I dati contano meno, la reputazione conta di più. Non basta più “essere trovati”: bisogna essere scelti dai sistemi che rispondono al posto delle persone.

E non esistono risultati neutrali.

Non sono mai esistiti!

Gli algoritmi riflettono sempre i pregiudizi e le intenzioni dei loro creatori, mentre i modelli di intelligenza artificiale amplificano quegli stessi bias in modo più rapido e profondo. L’algoritmo costruisce l’ambiente, ma sono gli esseri umani a nutrirlo di segnali: ogni click, condivisione o interazione contribuisce a modellare la percezione del mondo – e dei marchi – che la macchina apprende.

Sì, perché l’algoritmo detta le regole del gioco, ma è il comportamento umano a scrivere la partita.

Chi saprà leggere e guidare questa relazione, comprendendo il linguaggio invisibile che lega dati, fiducia e reputazione, sarà visibile anche per le intelligenze artificiali e saprà trasformare quella visibilità in vendite, autorevolezza e forza di brand.

Gli altri resteranno fermi al palo, spettatori di un cambiamento che non concede tempi supplementari.

Grazie a Duane Forrester per questa proficua conversazione, ci vediamo alla prossima puntata!

Roberto Serra

Mi chiamo Roberto Serra e sono un digital marketer con una forte passione per la SEO: Mi occupo di posizionamento sui motori di ricerca, strategia digitale e creazione di contenuti.

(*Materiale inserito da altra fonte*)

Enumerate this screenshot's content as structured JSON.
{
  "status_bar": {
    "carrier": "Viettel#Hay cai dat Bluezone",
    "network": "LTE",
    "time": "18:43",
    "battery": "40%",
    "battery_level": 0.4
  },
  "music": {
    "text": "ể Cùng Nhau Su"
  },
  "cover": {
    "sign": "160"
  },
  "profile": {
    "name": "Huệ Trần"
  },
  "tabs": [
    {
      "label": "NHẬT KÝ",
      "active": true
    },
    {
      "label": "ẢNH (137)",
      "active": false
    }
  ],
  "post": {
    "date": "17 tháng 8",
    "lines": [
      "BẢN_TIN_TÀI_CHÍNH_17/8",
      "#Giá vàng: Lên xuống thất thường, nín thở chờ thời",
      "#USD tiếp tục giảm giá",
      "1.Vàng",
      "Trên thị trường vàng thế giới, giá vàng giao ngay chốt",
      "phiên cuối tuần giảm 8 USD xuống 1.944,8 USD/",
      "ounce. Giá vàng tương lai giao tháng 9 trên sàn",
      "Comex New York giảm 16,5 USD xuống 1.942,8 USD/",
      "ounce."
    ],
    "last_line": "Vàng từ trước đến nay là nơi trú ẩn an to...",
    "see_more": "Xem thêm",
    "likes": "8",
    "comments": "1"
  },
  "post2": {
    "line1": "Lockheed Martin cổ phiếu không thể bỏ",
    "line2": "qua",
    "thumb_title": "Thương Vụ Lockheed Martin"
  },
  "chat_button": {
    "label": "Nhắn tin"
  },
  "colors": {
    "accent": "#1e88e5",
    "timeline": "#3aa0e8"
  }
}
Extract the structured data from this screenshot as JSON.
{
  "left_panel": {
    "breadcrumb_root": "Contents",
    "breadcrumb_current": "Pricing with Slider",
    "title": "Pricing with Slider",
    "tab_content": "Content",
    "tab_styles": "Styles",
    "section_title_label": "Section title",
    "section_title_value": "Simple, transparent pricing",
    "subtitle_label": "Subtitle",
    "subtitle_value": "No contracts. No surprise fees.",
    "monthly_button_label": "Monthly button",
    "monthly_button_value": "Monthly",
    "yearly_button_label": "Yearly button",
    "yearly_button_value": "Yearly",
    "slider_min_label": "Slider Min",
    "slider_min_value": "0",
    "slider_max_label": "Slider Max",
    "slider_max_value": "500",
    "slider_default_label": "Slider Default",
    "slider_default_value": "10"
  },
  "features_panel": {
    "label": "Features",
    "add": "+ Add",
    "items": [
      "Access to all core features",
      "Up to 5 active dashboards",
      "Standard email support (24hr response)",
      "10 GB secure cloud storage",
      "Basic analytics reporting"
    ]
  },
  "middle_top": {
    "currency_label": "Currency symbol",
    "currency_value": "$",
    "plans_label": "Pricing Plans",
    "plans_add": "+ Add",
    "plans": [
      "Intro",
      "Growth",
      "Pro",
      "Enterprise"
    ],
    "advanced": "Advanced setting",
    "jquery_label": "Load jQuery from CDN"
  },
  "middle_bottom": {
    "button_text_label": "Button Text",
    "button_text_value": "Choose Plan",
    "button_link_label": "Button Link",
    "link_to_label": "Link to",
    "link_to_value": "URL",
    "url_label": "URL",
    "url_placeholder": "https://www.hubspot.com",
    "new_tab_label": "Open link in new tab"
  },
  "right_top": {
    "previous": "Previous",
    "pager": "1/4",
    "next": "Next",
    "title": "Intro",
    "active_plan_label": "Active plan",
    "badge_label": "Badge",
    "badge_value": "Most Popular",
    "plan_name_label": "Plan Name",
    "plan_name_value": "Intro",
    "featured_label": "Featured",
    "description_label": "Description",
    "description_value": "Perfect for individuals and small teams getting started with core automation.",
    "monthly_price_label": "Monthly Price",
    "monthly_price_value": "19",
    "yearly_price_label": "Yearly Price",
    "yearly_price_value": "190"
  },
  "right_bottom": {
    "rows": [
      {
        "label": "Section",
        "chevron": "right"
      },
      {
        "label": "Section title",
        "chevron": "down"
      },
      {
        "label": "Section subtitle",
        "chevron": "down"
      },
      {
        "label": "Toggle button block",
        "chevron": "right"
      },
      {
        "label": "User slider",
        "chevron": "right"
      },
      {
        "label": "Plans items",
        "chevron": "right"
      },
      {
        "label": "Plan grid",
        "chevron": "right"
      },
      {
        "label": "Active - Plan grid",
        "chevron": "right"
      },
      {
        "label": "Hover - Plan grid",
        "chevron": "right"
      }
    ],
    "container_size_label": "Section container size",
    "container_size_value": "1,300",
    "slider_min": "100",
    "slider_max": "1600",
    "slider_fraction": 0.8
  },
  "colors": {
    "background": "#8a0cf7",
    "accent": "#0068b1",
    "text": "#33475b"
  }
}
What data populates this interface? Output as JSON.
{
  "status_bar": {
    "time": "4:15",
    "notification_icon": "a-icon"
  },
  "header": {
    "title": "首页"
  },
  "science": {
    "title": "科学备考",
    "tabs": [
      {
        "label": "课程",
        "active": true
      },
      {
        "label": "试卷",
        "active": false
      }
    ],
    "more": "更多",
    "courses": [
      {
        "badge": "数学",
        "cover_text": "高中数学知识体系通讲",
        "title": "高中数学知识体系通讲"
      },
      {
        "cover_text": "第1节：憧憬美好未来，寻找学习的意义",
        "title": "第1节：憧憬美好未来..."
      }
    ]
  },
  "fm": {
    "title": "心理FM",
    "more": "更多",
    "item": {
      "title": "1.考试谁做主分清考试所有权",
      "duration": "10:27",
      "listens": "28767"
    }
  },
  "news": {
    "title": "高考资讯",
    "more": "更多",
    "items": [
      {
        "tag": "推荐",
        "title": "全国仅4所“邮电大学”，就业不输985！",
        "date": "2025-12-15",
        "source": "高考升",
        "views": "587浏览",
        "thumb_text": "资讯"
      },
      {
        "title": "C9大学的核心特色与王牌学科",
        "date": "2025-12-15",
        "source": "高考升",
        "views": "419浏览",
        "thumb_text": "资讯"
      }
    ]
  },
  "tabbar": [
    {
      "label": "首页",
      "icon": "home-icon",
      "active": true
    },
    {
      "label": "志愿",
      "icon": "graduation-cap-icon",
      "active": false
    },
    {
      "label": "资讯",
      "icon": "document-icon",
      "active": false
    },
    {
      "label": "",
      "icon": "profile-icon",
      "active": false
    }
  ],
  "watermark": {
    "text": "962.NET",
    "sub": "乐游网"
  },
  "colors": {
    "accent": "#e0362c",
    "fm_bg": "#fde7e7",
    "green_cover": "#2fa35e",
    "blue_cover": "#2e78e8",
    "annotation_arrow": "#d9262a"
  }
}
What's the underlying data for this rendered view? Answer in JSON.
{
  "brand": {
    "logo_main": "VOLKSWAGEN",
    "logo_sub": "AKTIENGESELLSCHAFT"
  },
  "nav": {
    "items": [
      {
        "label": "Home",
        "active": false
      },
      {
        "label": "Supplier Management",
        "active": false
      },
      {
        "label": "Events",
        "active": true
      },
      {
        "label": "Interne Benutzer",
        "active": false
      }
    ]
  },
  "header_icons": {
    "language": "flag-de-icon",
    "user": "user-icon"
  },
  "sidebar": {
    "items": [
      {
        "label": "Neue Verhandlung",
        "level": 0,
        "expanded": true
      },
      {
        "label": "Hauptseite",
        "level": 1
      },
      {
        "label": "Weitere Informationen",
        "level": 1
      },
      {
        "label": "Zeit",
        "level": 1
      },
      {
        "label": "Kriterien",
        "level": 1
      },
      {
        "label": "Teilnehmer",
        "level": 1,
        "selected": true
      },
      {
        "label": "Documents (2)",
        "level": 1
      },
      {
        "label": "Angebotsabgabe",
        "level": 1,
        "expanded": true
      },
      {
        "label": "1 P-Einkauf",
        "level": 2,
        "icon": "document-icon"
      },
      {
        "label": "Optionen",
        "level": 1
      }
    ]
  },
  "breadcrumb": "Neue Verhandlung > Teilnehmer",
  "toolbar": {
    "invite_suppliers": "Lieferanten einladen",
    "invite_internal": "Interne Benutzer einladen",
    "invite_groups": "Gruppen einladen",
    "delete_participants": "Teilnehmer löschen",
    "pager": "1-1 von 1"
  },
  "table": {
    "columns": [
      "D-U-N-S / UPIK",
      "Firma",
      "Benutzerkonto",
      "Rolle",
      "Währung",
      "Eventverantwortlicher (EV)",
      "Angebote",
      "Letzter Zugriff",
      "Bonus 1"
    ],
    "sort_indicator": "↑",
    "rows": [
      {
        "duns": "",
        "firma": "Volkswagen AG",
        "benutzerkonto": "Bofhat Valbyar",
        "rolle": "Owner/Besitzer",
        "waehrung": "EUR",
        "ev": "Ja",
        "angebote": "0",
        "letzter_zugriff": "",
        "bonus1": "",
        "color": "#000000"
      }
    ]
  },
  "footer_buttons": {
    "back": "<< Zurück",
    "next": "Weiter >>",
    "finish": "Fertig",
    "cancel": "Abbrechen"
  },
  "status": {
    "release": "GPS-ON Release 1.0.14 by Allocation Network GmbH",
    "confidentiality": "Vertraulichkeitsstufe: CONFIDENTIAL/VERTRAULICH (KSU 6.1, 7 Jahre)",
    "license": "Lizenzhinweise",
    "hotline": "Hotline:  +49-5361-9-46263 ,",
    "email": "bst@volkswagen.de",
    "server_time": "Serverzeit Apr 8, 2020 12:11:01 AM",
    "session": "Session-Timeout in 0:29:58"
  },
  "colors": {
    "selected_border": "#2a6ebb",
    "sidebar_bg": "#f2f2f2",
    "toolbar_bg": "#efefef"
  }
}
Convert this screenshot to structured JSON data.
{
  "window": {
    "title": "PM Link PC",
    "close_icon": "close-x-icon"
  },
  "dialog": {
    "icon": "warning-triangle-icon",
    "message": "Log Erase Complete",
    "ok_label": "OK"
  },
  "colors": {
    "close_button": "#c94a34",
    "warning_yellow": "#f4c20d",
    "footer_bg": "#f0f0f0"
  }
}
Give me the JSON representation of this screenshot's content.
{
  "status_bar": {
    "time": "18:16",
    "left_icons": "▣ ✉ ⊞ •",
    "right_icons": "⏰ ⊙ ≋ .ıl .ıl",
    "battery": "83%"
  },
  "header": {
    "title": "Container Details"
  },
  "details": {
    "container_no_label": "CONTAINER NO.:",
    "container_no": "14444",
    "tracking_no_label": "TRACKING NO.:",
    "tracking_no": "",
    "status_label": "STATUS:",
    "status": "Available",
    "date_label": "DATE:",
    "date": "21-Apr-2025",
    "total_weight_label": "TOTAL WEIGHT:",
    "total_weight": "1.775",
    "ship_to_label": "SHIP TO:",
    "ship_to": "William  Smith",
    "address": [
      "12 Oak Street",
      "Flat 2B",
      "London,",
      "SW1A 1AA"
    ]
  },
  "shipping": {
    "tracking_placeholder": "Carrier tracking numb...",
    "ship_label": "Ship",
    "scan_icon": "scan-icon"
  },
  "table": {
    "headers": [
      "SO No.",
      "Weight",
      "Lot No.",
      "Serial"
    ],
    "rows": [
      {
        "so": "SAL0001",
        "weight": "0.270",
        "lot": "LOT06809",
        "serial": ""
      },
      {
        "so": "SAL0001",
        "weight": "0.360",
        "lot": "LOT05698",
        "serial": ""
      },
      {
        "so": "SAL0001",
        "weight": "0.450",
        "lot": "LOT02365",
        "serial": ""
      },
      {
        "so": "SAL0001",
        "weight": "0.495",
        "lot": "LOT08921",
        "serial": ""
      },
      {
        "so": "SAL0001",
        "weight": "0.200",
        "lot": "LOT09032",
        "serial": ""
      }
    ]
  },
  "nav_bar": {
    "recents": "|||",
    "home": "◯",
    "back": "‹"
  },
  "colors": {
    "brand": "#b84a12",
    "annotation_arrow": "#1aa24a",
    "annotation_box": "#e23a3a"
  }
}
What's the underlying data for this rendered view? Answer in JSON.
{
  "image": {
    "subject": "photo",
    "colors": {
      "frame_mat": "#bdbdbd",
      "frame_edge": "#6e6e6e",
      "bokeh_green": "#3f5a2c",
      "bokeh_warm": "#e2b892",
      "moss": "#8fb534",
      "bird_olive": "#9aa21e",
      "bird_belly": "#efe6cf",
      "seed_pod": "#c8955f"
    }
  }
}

13 commenti su “SEO Confidential – La nostra intervista esclusiva a Duane Forrester”

    1. Walter Benedetti

      La sopravvivenza del più veloce. Ecco la vera lezione. Il web non è un giardino fiorito. È una giungla. Pochi capiscono. Solo chi corre sul filo del rasoio resta in piedi. È così.

    2. Forrester colpisce nel segno! 🎯 Il web non è una favola. È un gioco di adattamento rapido. 🏃‍♀️ Chi non si aggiorna, resta indietro. 🤷‍♀️ Questo mi fa pensare: i nostri dati sono al sicuro da questa “sopravvivenza”? 🤔

  1. Forrester, un faro nel buio. Il web: un campo di battaglia, non una lotteria. Chi ha la mappa, vince. Io, quella mappa, la sto già decifrando.

  2. Benedetta Donati

    Il web? Una corsa a perdifiato. La sopravvivenza è un dato di fatto. Chi corre più veloce, vince. Il mio paranoico senso di analisi lo conferma.

    1. Giovanni Graziani

      Ah, il solito ritornello. “Sopravvivenza del più forte”. Come se internet fosse una novità. Per me, è sempre stato così, anche prima delle IA. Adattarsi? Certo. Ma questo non lo rende meno una giungla. Chi ha le palle le fa.

  3. Forrester colpisce nel segno. Il web è una giungla, non un orto. Chi si adatta, prospera. Le macchine che rispondono sono solo un nuovo ramo su cui arrampicarsi, non una scorciatoia. Il gioco è sempre lo stesso: essere più furbi, non solo più veloci.

    1. Andrea Ruggiero

      La metafora del fiume è azzeccata. Il web, un torrente. Adattarsi: l’arte di restare a galla. Il futuro? Un’altra cascata.

  4. Maurizio Greco

    Forrester dipinge un quadro netto: il web non è un giardino ordinato, ma un campo di battaglia darwiniano. L’agilità è la moneta di scambio per la sopravvivenza. Che spavento.

    1. Nicola Caprioli

      Ah, Forrester predica la giungla. La mia analisi data dice che l’adattabilità è un alias per la manipolazione algoritmica, non la vera competizione. Pensateci bene.

  5. Giovanni Battaglia

    Sopravvivenza del più forte”? Parola grossa. Il web è un fiume in piena, non una giungla. Chi naviga più fluido, non chi aggredisce. La velocità è tutto, i fatti parlano.